E-Learning Survey Results for Students who are Deaf or Hard of Hearing
Survey for Teachers of the Deaf/Hard of Hearing – 629 responses
Survey for Students with Hearing Loss grades 5-12 – 267 responses
Survey for Teachers of the Deaf/Hard of Hearing
See: Charts displaying information about the respondents, their caseloads, & access
Open-Ended Survey Questions for Teachers of the Deaf/Hard of Hearing
- 1. Have you seen academic or linguistic setbacks for your students during this time?
- Yes, reduced verbal language output. Families are not always consistently using FM system or even putting hearing aid on thus speech has become “slushy”.
- Yes, my younger students especially. And some parents are just trying to survive economically and cannot devote much focus/time on their child’s education.
- 2. Have you seen any positive impacts for students, their family members, or their teachers during this crisis time?
- Yes! Parents are much more engaged and invested in the learning process and what their child is doing.
- One teacher who was notorious for ignoring me, has included me more than the entire school year.
- We are forced to communicate more with families. Our DHH team is connecting at least weekly and working together. We created a social group for students to connect with each other virtually. We are also connecting with DHH educators from around the entire state.
- 3. Do you feel you have been able to meet your student’s needs during this time?
- The majority of them, yes, but some parents or student are not attending scheduled sessions, and sometimes will not respond to emails/texts/phone calls. And it is often extremely difficult to keep young children engaged over zoom.
- I feel like my signing Deaf students have done better than my non-signing, HOH kids in the mainstream. Teachers have been combining sections into zoom classes of 50-60 kids and it is a nightmare for a HOH student to follow that kind of discussion if the teacher doesn’t have good classroom management in their virtual room.
- 4. Please list some resources you have found to be helpful to you in transitioning to providing online or remote education services.
- Our technology department has done great trainings on topics such as Zoom, Screencastify, Google Hangouts, Google Meet, Google Slides for lessons. Our department of education has weekly live sessions for topics and collaboration.
- I use zoom for live sessions and Loom for recorded video lessons. I use Avepm.com, Teachyourmonstertoread.com, signschool.com and Epic.com as virtual app platforms to track progress on some students.
- 5. What resources or materials would you have liked to have had available as you transitioned to providing online or remote education services (resources or materials you have not yet found)?
- Deaf education materials tied to a story.

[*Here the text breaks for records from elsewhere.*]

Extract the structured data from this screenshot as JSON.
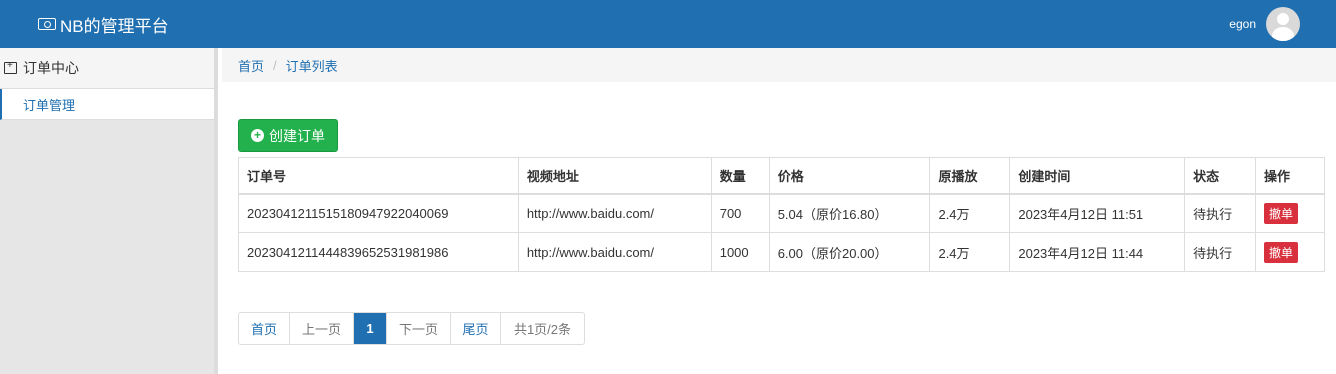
{
  "header": {
    "title": "NB的管理平台",
    "brand_icon": "money-icon",
    "username": "egon"
  },
  "sidebar": {
    "group_label": "订单中心",
    "group_icon": "calendar-plus-icon",
    "items": [
      {
        "label": "订单管理",
        "active": true
      }
    ]
  },
  "breadcrumb": {
    "home": "首页",
    "current": "订单列表",
    "separator": "/"
  },
  "toolbar": {
    "create_label": "创建订单"
  },
  "table": {
    "columns": [
      "订单号",
      "视频地址",
      "数量",
      "价格",
      "原播放",
      "创建时间",
      "状态",
      "操作"
    ],
    "rows": [
      {
        "order_no": "20230412115151809479220400​69",
        "url": "http://www.baidu.com/",
        "quantity": "700",
        "price": "5.04（原价16.80）",
        "original_plays": "2.4万",
        "created": "2023年4月12日 11:51",
        "status": "待执行",
        "action": "撤单"
      },
      {
        "order_no": "20230412114448396525319819​86",
        "url": "http://www.baidu.com/",
        "quantity": "1000",
        "price": "6.00（原价20.00）",
        "original_plays": "2.4万",
        "created": "2023年4月12日 11:44",
        "status": "待执行",
        "action": "撤单"
      }
    ]
  },
  "pagination": {
    "first": "首页",
    "prev": "上一页",
    "current": "1",
    "next": "下一页",
    "last": "尾页",
    "summary": "共1页/2条"
  },
  "colors": {
    "primary": "#1f6fb1",
    "success": "#22b14c",
    "danger": "#d9303e"
  }
}
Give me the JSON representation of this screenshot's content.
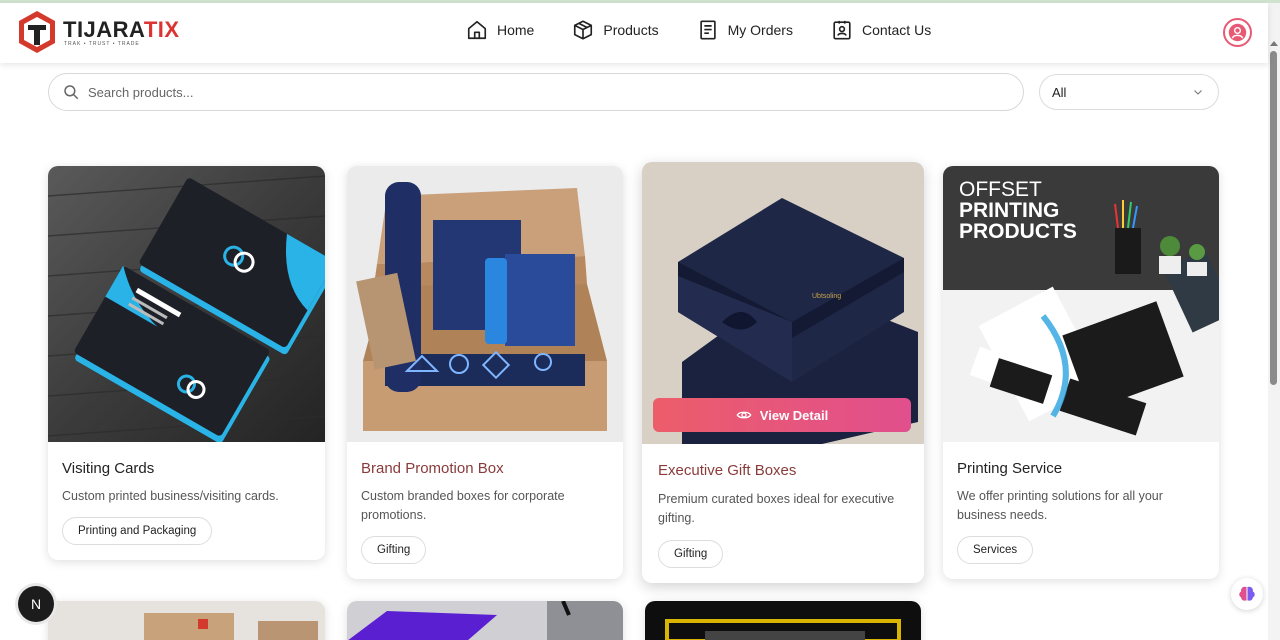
{
  "brand": {
    "name_main": "TIJARA",
    "name_accent": "TIX",
    "tagline": "TRAK • TRUST • TRADE"
  },
  "nav": [
    {
      "label": "Home",
      "icon": "home-icon"
    },
    {
      "label": "Products",
      "icon": "box-icon"
    },
    {
      "label": "My Orders",
      "icon": "document-icon"
    },
    {
      "label": "Contact Us",
      "icon": "contact-card-icon"
    }
  ],
  "search": {
    "placeholder": "Search products...",
    "value": ""
  },
  "filter": {
    "selected": "All"
  },
  "products": [
    {
      "title": "Visiting Cards",
      "description": "Custom printed business/visiting cards.",
      "category": "Printing and Packaging"
    },
    {
      "title": "Brand Promotion Box",
      "description": "Custom branded boxes for corporate promotions.",
      "category": "Gifting"
    },
    {
      "title": "Executive Gift Boxes",
      "description": "Premium curated boxes ideal for executive gifting.",
      "category": "Gifting",
      "action": "View Detail"
    },
    {
      "title": "Printing Service",
      "description": "We offer printing solutions for all your business needs.",
      "category": "Services",
      "image_text": [
        "OFFSET",
        "PRINTING",
        "PRODUCTS"
      ]
    }
  ],
  "floating": {
    "dev_badge": "N"
  },
  "colors": {
    "accent": "#e85a73",
    "brand_red": "#d33a2c",
    "highlight_title": "#8a3b3b"
  }
}
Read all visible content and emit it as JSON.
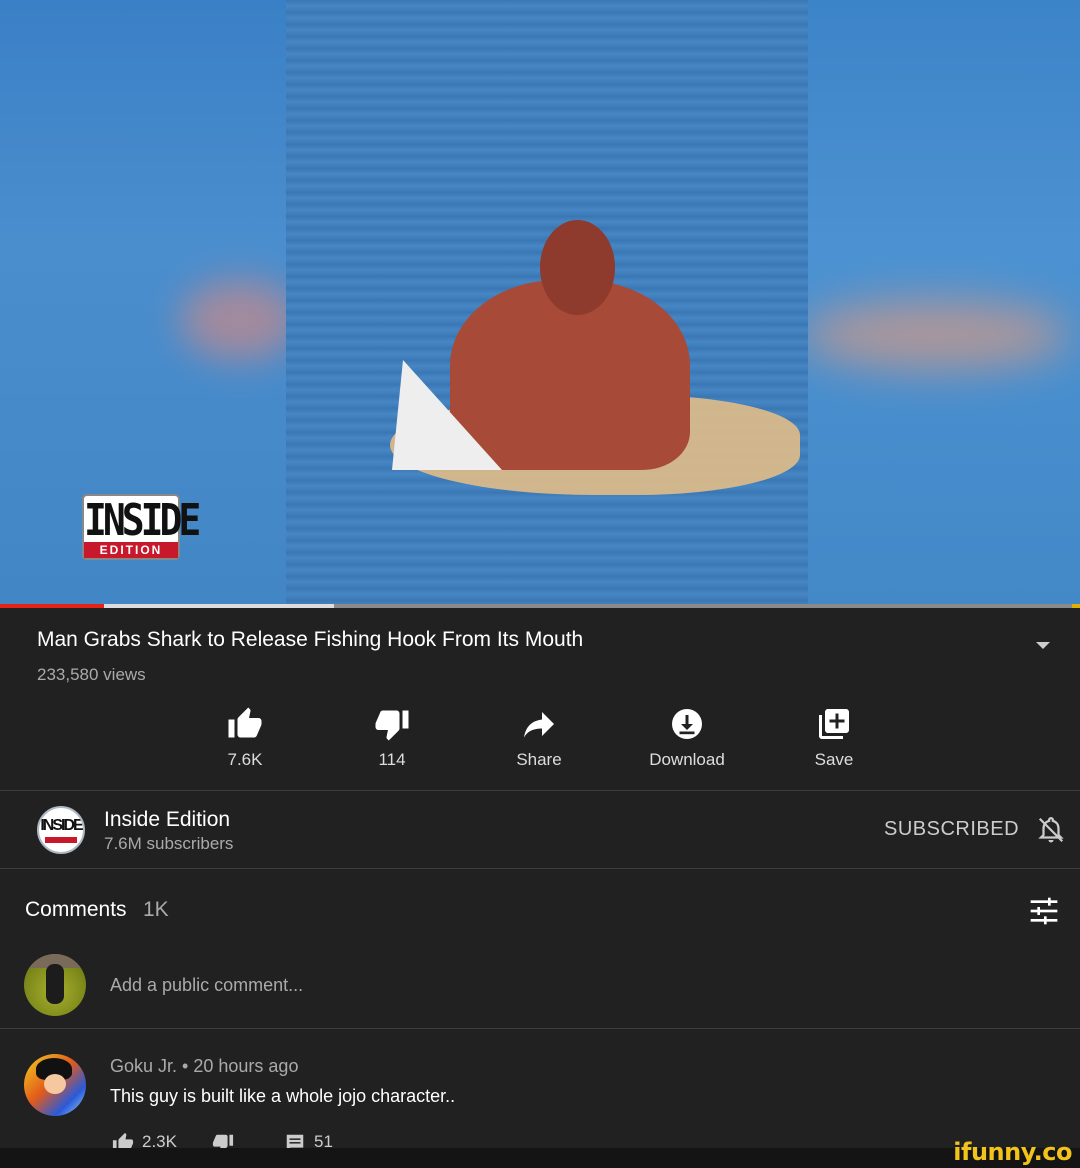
{
  "video": {
    "watermark_logo": {
      "line1": "INSIDE",
      "line2": "EDITION"
    },
    "progress_played_fraction": 0.096,
    "progress_buffered_fraction": 0.309
  },
  "meta": {
    "title": "Man Grabs Shark to Release Fishing Hook From Its Mouth",
    "views": "233,580 views"
  },
  "actions": [
    {
      "icon": "thumb-up-icon",
      "label": "7.6K"
    },
    {
      "icon": "thumb-down-icon",
      "label": "114"
    },
    {
      "icon": "share-icon",
      "label": "Share"
    },
    {
      "icon": "download-icon",
      "label": "Download"
    },
    {
      "icon": "save-playlist-icon",
      "label": "Save"
    }
  ],
  "channel": {
    "name": "Inside Edition",
    "subscribers": "7.6M subscribers",
    "subscribe_state": "SUBSCRIBED"
  },
  "comments": {
    "header": "Comments",
    "count": "1K",
    "add_placeholder": "Add a public comment...",
    "items": [
      {
        "author": "Goku Jr.",
        "separator": "•",
        "time": "20 hours ago",
        "text": "This guy is built like a whole jojo character..",
        "likes": "2.3K",
        "replies": "51"
      }
    ]
  },
  "watermark_site": "ifunny.co",
  "colors": {
    "background": "#212121",
    "progress_played": "#e62117",
    "ifunny_yellow": "#f2c31a"
  }
}
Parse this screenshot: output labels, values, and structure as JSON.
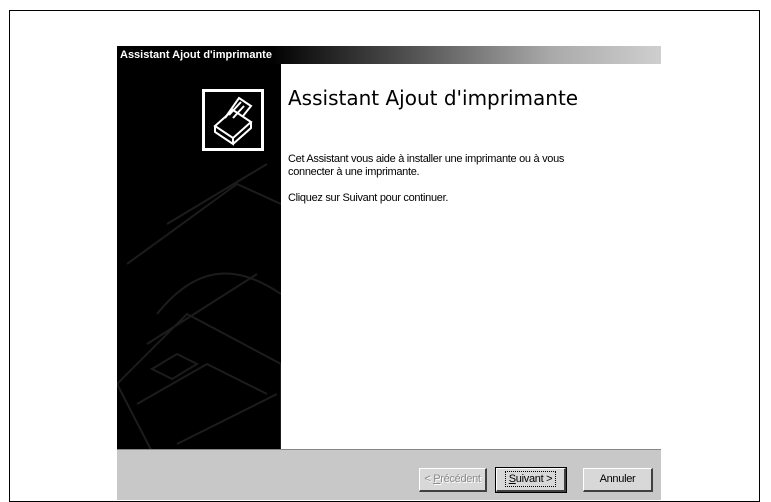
{
  "window": {
    "title": "Assistant Ajout d'imprimante"
  },
  "content": {
    "heading": "Assistant Ajout d'imprimante",
    "description": "Cet Assistant vous aide à installer une imprimante ou à vous connecter à une imprimante.",
    "prompt": "Cliquez sur Suivant pour continuer."
  },
  "buttons": {
    "previous": {
      "mnemonic": "P",
      "rest": "récédent",
      "prefix": "< "
    },
    "next": {
      "mnemonic": "S",
      "rest": "uivant",
      "suffix": " >"
    },
    "cancel": {
      "label": "Annuler"
    }
  },
  "icons": {
    "printer": "printer-icon"
  },
  "colors": {
    "titlebar_start": "#000000",
    "left_panel": "#000000",
    "footer": "#c8c8c8"
  }
}
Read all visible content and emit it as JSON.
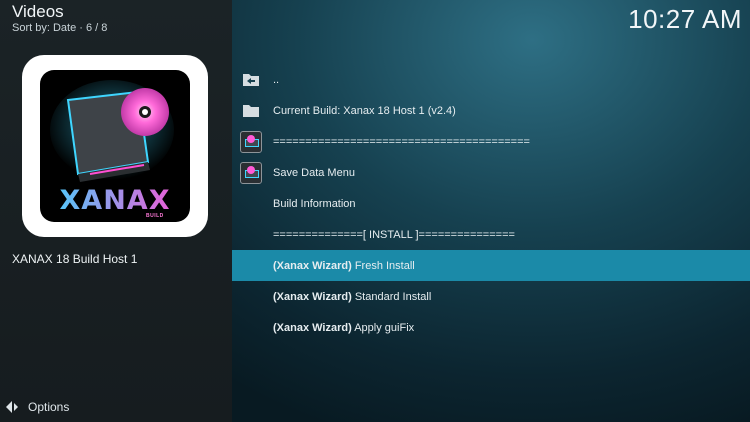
{
  "header": {
    "title": "Videos",
    "subtitle": "Sort by: Date · 6 / 8",
    "clock": "10:27 AM"
  },
  "preview": {
    "logo_text": "XANAX",
    "logo_sub": "BUILD",
    "item_name": "XANAX 18 Build Host 1"
  },
  "footer": {
    "options_label": "Options"
  },
  "list": {
    "items": [
      {
        "icon": "folder-back-icon",
        "prefix": "",
        "label": ".."
      },
      {
        "icon": "folder-icon",
        "prefix": "",
        "label": "Current Build: Xanax 18 Host 1 (v2.4)"
      },
      {
        "icon": "xanax-logo-icon",
        "prefix": "",
        "label": "========================================"
      },
      {
        "icon": "xanax-logo-icon",
        "prefix": "",
        "label": "Save Data Menu"
      },
      {
        "icon": "",
        "prefix": "",
        "label": "Build Information"
      },
      {
        "icon": "",
        "prefix": "",
        "label": "==============[ INSTALL ]==============="
      },
      {
        "icon": "",
        "prefix": "(Xanax Wizard)",
        "label": "Fresh Install",
        "selected": true
      },
      {
        "icon": "",
        "prefix": "(Xanax Wizard)",
        "label": "Standard Install"
      },
      {
        "icon": "",
        "prefix": "(Xanax Wizard)",
        "label": "Apply guiFix"
      }
    ]
  },
  "colors": {
    "selection": "#1b8aa8",
    "logo_cyan": "#3fd6ff",
    "logo_pink": "#ff4fd2"
  }
}
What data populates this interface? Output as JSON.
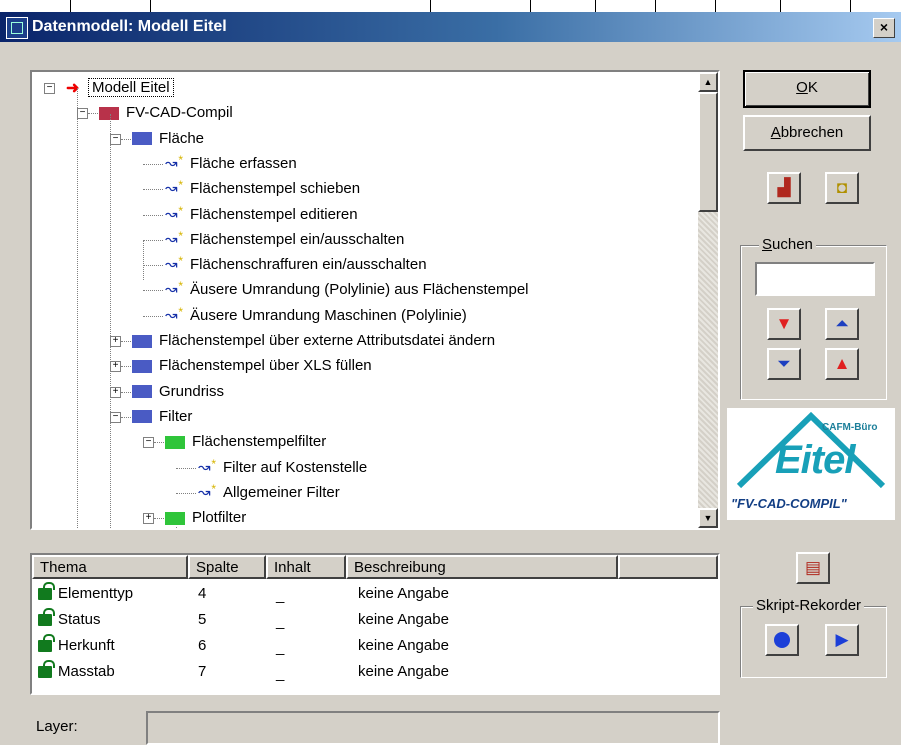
{
  "window": {
    "title": "Datenmodell: Modell Eitel",
    "close_label": "×"
  },
  "tree": {
    "rows": [
      {
        "label": "Modell Eitel",
        "level": 0,
        "icon": "red-arrow-icon",
        "expander": "−",
        "selected": true
      },
      {
        "label": "FV-CAD-Compil",
        "level": 1,
        "icon": "folder-red-icon",
        "expander": "−"
      },
      {
        "label": "Fläche",
        "level": 2,
        "icon": "folder-open-blue-icon",
        "expander": "−"
      },
      {
        "label": "Fläche erfassen",
        "level": 3,
        "icon": "command-icon",
        "expander": ""
      },
      {
        "label": "Flächenstempel schieben",
        "level": 3,
        "icon": "command-icon",
        "expander": ""
      },
      {
        "label": "Flächenstempel editieren",
        "level": 3,
        "icon": "command-icon",
        "expander": ""
      },
      {
        "label": "Flächenstempel ein/ausschalten",
        "level": 3,
        "icon": "command-icon",
        "expander": ""
      },
      {
        "label": "Flächenschraffuren ein/ausschalten",
        "level": 3,
        "icon": "command-icon",
        "expander": ""
      },
      {
        "label": "Äusere Umrandung (Polylinie) aus Flächenstempel",
        "level": 3,
        "icon": "command-icon",
        "expander": ""
      },
      {
        "label": "Äusere Umrandung Maschinen (Polylinie)",
        "level": 3,
        "icon": "command-icon",
        "expander": ""
      },
      {
        "label": "Flächenstempel über externe Attributsdatei ändern",
        "level": 2,
        "icon": "folder-blue-icon",
        "expander": "+"
      },
      {
        "label": "Flächenstempel über XLS füllen",
        "level": 2,
        "icon": "folder-blue-icon",
        "expander": "+"
      },
      {
        "label": "Grundriss",
        "level": 2,
        "icon": "folder-blue-icon",
        "expander": "+"
      },
      {
        "label": "Filter",
        "level": 2,
        "icon": "folder-open-blue-icon",
        "expander": "−"
      },
      {
        "label": "Flächenstempelfilter",
        "level": 3,
        "icon": "folder-open-green-icon",
        "expander": "−"
      },
      {
        "label": "Filter auf Kostenstelle",
        "level": 4,
        "icon": "command-icon",
        "expander": ""
      },
      {
        "label": "Allgemeiner Filter",
        "level": 4,
        "icon": "command-icon",
        "expander": ""
      },
      {
        "label": "Plotfilter",
        "level": 3,
        "icon": "folder-green-icon",
        "expander": "+"
      }
    ]
  },
  "table": {
    "headers": [
      "Thema",
      "Spalte",
      "Inhalt",
      "Beschreibung"
    ],
    "rows": [
      {
        "thema": "Elementtyp",
        "spalte": "4",
        "inhalt": "_",
        "beschreibung": "keine Angabe"
      },
      {
        "thema": "Status",
        "spalte": "5",
        "inhalt": "_",
        "beschreibung": "keine Angabe"
      },
      {
        "thema": "Herkunft",
        "spalte": "6",
        "inhalt": "_",
        "beschreibung": "keine Angabe"
      },
      {
        "thema": "Masstab",
        "spalte": "7",
        "inhalt": "_",
        "beschreibung": "keine Angabe"
      }
    ]
  },
  "buttons": {
    "ok_label": "OK",
    "cancel_label": "Abbrechen"
  },
  "search": {
    "label": "Suchen",
    "value": ""
  },
  "recorder": {
    "label": "Skript-Rekorder"
  },
  "layer": {
    "label": "Layer:",
    "value": ""
  },
  "logo": {
    "top": "CAFM-Büro",
    "main": "Eitel",
    "bottom": "\"FV-CAD-COMPIL\""
  },
  "colors": {
    "title_start": "#0a246a",
    "title_end": "#a6caf0",
    "dialog_bg": "#d4d0c8"
  }
}
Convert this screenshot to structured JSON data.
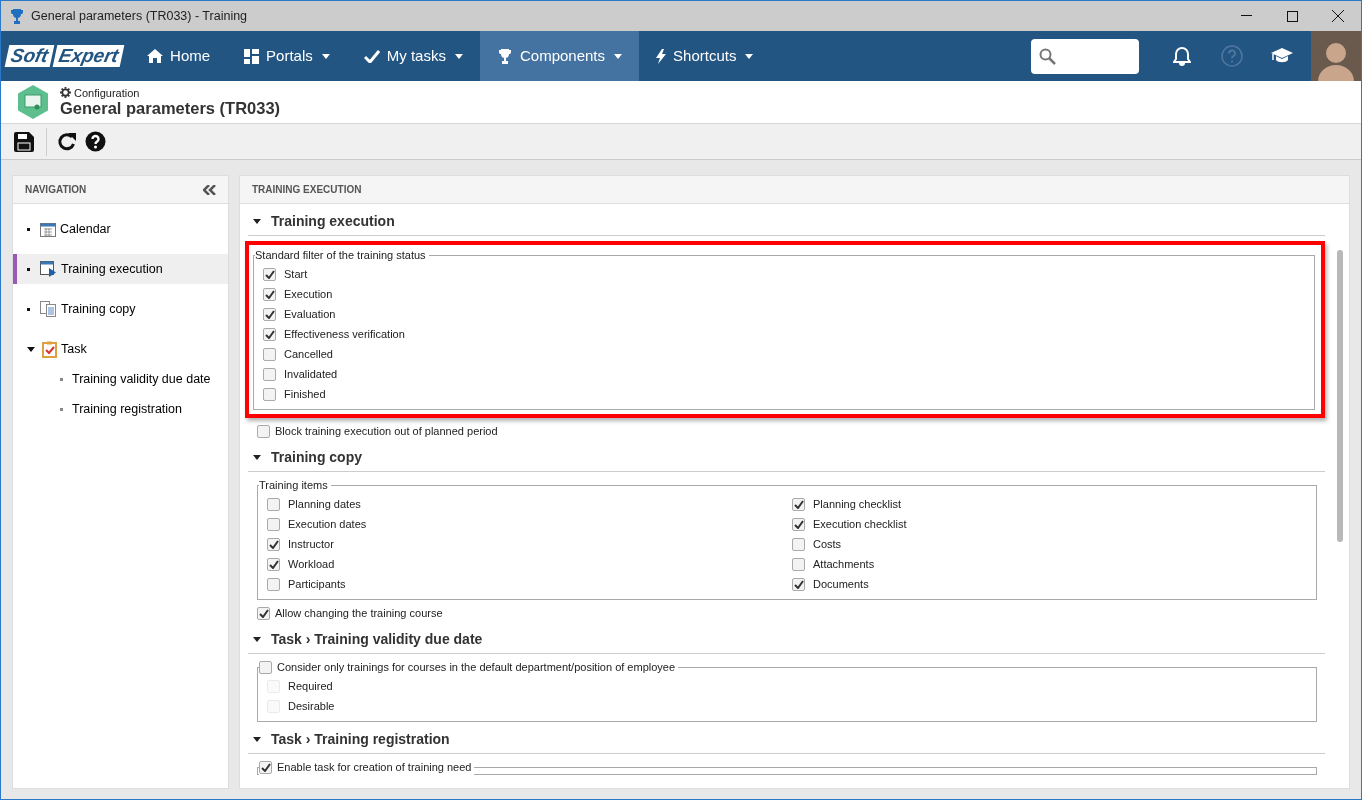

I find that if I can read a story and work my goals off of the story, I engage my younger ones better remotely.
- A “how to” guide on how to most effectively work with children with hearing loss virtually.
- 6. What skills, tools, consultation, or service delivery techniques have you learned during COVID-19 teaching that you will continue to use in the future with your students?
- I hope to continue using technology more during sessions to familiarize my students with it in case something like this ever happens again. I’ve used class apps before for announcements and such, but hardly any of my families would join. I hope that changes in the future.
- I love the virtual zoom meetings…. I think our TOD team will be continuing to use these into the future. We are all spread out all over the place, so it has been so nice to actually SEE them on a weekly basis.
- 7. Is there anything else you would like to share about your experiences teaching students with hearing loss during COVID-19?
- It is so much more exhausting to sit in front of a computer all day than to work with kids in person. I love my hands on game materials… but even when school opens I might not be able to use my materials as they could be germ spreaders.
- Being that I am also hard of hearing, the stress and anxiety has compounded 1000x with anything to do with providing remote learning.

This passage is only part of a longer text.